Stefanie Böhmann ist Pädagogin und individual-psychologische Beraterin.
Gott stellt durch Jesus unser Gottbild auf den Kopf
Alles richtig was Frau Böhmann schreibt:„Ich bin für die Menschen und gegen Gewalt!“ Antisemitismus hingegen ist auch weit verbreitet, in der muslimischen Kommunity gehört es zum gängigen Narrativ. Da hat der liebe Stammtischbruder recht. Die Wiedergeburt von Jerusalem ist ein sehr großes Wunder und Erfüllung biblischer Prophetie. Aber man muss auch im Auge behalten, daß nicht alle Israeliten in alle Welt zerstreut wurden, sondern sie 3000 Jahre ununterbrochen im heutigen Israel lebten. Rein äußerlich hätten wir sie unter den arabisch gekleideten Menschen vielleicht nicht wirklich erkennen können. Juden sind auch keine Ethnie, denn es gibt auch seltene blonde Juden oder mit schwarzer Hautfarbe.
Manche Theologen haben nicht völlig unrecht, dass das Christentum auch in gewisser Weise ein reformiertes Judentum ist. Wenigstens faktisch.
Ich glaube grundsätzlich, daß der Gott der Bibel auch ein Gott mit uns ist und eine das ganze unendliche Universum ausfüllende Wirklichkeit. Aber in Jesus hat uns Gott deutlich gezeigt, daß sein geschichtliches Eingreifen nicht durch Macht und Gewalt, also nicht durch kriegerische Engel, oder durch göttliches Handeln in Form von Kriegen geschieht. Sondern auf der Ebene des Schöpfers unsere Umgangsregeln dann ins pure Gegenteil verkehrt werden. Aus Hass wird Liebe, aus Feinden Freunde, aus Strafe wird Vergebung und der Schöpfer aller Menschen und Geschöpfe handelt nicht so mit uns, wie wir oft mit anderen Menschen handeln.
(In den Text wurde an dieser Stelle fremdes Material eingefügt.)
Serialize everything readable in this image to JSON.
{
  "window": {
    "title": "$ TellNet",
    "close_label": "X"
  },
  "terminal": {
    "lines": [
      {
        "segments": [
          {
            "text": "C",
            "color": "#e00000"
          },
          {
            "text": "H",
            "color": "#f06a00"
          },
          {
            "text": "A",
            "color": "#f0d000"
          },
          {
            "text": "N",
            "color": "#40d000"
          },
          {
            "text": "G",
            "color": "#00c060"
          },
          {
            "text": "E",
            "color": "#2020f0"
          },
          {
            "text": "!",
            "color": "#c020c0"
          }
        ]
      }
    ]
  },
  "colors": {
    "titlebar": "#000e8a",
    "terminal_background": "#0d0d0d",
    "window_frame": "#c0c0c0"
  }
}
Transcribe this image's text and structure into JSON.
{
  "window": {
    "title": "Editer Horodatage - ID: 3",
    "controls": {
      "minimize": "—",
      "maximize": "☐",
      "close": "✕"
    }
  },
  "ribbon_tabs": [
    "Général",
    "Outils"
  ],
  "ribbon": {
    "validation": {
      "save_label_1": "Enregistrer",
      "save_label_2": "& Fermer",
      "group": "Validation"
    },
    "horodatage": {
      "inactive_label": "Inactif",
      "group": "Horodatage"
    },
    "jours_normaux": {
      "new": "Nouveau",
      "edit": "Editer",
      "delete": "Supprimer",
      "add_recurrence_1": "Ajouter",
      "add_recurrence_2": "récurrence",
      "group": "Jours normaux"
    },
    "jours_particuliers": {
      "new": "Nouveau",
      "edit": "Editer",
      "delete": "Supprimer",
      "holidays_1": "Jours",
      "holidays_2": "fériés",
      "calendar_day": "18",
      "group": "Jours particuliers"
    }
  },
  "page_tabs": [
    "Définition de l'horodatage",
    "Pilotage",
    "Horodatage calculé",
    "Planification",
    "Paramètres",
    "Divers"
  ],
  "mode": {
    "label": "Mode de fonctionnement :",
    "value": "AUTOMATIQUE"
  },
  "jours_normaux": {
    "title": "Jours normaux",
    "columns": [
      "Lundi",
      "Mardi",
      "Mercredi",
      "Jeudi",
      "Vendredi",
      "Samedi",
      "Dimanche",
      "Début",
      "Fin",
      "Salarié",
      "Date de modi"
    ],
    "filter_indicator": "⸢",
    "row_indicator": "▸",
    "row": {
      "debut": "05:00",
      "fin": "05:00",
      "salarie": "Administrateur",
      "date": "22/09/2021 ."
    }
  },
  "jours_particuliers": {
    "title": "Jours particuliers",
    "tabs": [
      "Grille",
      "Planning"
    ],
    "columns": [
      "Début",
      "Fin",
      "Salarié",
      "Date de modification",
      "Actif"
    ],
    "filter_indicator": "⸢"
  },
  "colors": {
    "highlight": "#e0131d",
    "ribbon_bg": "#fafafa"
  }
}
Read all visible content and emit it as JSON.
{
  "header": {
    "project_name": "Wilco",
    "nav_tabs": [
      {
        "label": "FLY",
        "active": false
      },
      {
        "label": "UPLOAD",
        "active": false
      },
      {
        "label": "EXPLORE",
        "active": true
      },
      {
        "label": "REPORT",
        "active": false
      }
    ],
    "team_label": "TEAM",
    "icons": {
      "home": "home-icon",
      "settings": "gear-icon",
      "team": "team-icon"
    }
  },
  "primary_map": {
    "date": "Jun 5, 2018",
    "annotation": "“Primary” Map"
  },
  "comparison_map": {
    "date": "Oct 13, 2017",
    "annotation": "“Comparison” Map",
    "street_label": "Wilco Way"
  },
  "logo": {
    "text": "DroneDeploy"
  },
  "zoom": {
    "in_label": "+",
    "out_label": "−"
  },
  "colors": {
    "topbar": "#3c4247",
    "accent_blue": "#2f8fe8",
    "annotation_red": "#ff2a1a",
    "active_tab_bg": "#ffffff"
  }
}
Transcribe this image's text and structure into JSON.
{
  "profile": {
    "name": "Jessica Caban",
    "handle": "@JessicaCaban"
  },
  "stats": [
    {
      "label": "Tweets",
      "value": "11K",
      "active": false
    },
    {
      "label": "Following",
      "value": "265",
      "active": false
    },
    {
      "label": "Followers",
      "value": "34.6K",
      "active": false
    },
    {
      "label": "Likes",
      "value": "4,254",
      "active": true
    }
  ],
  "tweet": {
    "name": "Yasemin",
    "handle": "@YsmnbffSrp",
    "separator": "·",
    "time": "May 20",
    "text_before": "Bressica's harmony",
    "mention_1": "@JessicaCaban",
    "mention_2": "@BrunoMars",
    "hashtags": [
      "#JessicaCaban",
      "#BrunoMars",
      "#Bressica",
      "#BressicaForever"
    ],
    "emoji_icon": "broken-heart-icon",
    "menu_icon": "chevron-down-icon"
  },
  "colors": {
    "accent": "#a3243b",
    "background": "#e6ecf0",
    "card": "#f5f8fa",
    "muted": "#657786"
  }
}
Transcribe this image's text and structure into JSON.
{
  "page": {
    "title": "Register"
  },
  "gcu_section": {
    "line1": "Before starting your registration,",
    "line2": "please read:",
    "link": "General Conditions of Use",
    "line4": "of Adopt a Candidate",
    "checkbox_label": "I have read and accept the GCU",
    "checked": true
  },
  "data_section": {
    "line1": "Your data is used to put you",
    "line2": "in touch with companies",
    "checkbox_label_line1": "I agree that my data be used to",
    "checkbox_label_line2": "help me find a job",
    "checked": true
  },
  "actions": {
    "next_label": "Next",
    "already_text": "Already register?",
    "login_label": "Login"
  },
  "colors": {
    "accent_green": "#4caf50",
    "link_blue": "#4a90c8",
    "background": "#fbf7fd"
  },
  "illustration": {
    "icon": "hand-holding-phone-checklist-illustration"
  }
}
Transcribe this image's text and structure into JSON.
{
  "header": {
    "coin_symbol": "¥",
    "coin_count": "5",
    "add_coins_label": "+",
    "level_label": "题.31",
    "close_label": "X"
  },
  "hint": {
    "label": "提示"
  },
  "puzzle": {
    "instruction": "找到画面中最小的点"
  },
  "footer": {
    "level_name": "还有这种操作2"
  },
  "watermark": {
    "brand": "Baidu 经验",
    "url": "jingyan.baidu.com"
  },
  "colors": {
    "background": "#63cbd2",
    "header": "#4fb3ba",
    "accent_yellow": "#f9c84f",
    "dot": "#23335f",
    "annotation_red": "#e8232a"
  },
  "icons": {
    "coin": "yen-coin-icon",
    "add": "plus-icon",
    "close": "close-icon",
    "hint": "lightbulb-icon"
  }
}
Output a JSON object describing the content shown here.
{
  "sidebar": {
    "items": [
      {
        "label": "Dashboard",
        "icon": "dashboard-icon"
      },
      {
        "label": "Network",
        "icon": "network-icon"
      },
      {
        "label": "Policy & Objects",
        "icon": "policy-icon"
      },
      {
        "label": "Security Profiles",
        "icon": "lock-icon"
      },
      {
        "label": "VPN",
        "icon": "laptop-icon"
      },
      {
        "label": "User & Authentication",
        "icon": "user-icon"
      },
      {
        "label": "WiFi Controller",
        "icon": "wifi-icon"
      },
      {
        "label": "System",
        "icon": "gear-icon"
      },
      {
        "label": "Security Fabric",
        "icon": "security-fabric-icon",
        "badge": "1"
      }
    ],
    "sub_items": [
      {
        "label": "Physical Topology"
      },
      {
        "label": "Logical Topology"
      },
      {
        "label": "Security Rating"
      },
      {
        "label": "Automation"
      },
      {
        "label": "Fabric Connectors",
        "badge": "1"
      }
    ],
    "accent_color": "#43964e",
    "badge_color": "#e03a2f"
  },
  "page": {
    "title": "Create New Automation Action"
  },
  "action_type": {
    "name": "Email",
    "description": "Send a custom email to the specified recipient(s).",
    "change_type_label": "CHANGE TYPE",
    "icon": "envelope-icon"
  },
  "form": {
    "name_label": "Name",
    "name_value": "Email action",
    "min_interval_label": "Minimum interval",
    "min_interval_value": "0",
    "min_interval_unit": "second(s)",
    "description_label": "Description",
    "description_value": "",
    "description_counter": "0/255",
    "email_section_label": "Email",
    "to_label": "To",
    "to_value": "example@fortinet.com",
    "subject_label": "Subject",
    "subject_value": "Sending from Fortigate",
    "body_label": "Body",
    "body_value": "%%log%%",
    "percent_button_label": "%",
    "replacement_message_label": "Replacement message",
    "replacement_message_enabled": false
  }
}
Gott liebt seine Feinde. Es fällt kein Feuer vom Himmel und WIR betreiben die Hölle. Wäre es anders, dann gäbe es wie im Weltraummärchen auch eine dunkle Seite der Macht. Aber dies kann nicht sein. Gott ist im Wesen nur Liebe.
Aber es geschehen trotzdem immer wirkliche Wunder. Die Friedensbewegung in der DDR, in Verbindung mit dem tragischen Irrtum eines DDR-Funktionärs, ließ die Berliner Mauer fallen ohne große Gewalt. Damals wurde die Friedensbewegung im früheren Stadium von Christen dort eher argwöhnich auch als Trittbrettfahrer der Kirchen gesehen. Aber ich denke, Gott handelt auch durch friedensbewegte Menschen, die dafür nicht alle Christinnen und Christen werden. Er handelt vielleicht auch durch die neuen Herrscher in Syrien, die plötzlich recht menschlich wirken. Es könnte so sein und die Wahrheit wird sich herausstellen. Der Himmel teilt nicht unsere Vorurteile. Leider haben die biblischen Autoren die feste Überzeugung gehabt, Gott handele gerichtssitzend wie damalige Alleinherrscher: Bei Abwendung vom Herrscherwillen „Kopf ab“. Umgekehrt wird daraus Wahrheit: Jesus hat zugelassen, dass die Römer ihn in Verbindung mit den jüdischen Landsleuten, ihn an einem Kreuz zu Tode brachten. Ausgerechnet dies soll unsere Besserung bewirken. Also: Da zeigt Gott doch deutlich, dass seine Gedanken meist nicht unsere sind. Denn Gottes Art von Herrschaft ist nur die Herrschaft demütiger Liebe. Wie das genau funktioniert, wissen wir vollständig im Ewigen Leben. Jedenfalls manche Nahtod-Erfahrende berichten bisweilen auch von Lebensrückblicken, in denen sie ihr Gewissen harsch verurteilte und nicht Gott Gewalt anwendet. Nur dies hat solche Menschen für immer verändert. Und Gott wird auch unsere Wirklichkeit verändert, wenn die Schwerter Pflugscharen werden. Ich habe daher auch die Hoffnung, daß der Frieden nicht in unseren relativ gemäßigten Gegenden beginnt, sondern das Friedenswunder im Heiligen Land anfängt. Denn nur dann ist es wirklich ein Heiliges Land. Und da schließt sich der Kreis mit manchen ultra-orthodoxen Juden: Die erkennen den Staat Israel erst an, wenn der Messias gekommen ist.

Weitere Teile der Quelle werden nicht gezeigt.